Subacqueo soccorso a Portofino

Le auto di carabinieri e capitaneria

Malore durante l’emersione: determinanti i soccorsi immediati ed il trasporto al San Martino. I carabinieri arrestano, invece, un 29enne di Recco: quattro etti di stupefacenti nella sua casa genvese.

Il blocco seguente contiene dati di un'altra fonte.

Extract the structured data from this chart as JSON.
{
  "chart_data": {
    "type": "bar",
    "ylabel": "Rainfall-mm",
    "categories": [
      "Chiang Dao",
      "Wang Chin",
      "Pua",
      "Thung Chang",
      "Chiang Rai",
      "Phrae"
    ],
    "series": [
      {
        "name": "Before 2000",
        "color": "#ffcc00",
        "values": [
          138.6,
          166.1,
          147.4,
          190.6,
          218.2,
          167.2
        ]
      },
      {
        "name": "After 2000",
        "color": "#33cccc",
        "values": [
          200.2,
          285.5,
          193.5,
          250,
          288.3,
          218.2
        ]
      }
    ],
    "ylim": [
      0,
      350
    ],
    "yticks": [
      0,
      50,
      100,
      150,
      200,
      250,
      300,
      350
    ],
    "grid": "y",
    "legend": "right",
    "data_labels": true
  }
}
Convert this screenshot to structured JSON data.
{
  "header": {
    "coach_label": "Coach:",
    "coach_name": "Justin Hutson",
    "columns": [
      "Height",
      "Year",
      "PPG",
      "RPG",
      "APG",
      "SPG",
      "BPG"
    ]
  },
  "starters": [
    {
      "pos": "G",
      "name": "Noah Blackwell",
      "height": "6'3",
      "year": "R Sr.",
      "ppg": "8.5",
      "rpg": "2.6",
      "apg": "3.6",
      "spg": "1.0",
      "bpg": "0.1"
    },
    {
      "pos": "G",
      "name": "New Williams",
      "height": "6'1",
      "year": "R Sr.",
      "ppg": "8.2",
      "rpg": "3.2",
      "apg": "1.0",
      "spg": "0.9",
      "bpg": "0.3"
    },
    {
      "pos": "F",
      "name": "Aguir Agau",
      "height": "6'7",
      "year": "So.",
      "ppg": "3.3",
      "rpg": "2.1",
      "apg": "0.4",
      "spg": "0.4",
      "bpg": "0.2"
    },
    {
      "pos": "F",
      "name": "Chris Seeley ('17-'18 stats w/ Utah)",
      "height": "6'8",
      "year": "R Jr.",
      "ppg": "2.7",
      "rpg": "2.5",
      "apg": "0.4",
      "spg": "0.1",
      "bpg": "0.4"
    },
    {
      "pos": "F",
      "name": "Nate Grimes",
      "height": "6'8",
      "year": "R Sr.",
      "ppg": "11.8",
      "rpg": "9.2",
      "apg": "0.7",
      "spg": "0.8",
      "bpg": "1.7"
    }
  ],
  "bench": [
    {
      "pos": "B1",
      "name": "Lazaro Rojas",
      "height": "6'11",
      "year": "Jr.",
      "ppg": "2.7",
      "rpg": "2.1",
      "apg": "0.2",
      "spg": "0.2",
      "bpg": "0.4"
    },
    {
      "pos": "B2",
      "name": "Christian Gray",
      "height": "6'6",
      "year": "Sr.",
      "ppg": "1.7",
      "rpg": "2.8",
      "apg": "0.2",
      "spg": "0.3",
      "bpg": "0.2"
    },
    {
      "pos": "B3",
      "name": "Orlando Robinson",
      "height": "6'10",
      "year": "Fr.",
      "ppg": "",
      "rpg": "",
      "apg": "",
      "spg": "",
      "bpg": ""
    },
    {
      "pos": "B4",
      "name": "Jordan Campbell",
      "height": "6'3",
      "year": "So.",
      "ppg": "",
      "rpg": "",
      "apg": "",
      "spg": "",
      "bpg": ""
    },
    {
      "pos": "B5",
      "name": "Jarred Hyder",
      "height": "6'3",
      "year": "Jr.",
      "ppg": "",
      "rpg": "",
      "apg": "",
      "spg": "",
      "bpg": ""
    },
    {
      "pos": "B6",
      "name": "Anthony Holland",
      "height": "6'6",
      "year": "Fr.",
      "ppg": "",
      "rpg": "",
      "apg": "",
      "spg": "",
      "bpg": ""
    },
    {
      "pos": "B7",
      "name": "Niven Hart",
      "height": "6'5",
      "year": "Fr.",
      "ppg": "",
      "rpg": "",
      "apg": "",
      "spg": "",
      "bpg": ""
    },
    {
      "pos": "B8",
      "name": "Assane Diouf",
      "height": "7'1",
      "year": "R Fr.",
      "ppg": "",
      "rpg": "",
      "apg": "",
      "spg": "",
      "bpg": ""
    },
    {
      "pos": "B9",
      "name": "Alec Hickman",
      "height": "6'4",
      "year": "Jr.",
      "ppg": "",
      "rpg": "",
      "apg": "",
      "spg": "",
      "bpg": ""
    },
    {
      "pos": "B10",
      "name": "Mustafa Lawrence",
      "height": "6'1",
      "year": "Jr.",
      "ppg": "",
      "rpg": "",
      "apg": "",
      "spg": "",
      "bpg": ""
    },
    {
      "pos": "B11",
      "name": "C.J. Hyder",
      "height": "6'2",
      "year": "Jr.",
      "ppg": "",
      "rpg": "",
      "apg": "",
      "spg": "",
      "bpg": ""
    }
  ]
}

Un subacqueo è stato soccorso nel mare di Portofino, ieri pomeriggio. Si tratta di un genovese di 52 anni, che si era immerso dalle parti di Punta Carega ed è stato colpito da embolia in fase di emersione. Raccolto dal gommone dell’Area Marina Protetta, è stato portato al porto di Camogli e, da lì, in ambulanza, al San Martino, per il trattamento in camera iperbarica che ne ha migliorato le condizioni. Nella notte tra sabato e domenica, invece, un recchese di 29 anni è stato arrestato per la detenzione ai fini di spaccio di stupefacenti. In un controllo stradale effettuato alle 4 del mattino, i carabinieri di Pieve Ligure gli hanno trovato addosso qualche grammo di hashish, facendo, allora, seguire una perquisizione domiciliare nell’abitazione che il ragazzo ha a Genova, dove freqeunta l’università: qui, sono saltati fuori altri quattro etti di stupefacente, equamente divisi tra hashish e marjuana, più gli strumenti per il confezionamento delle dosi.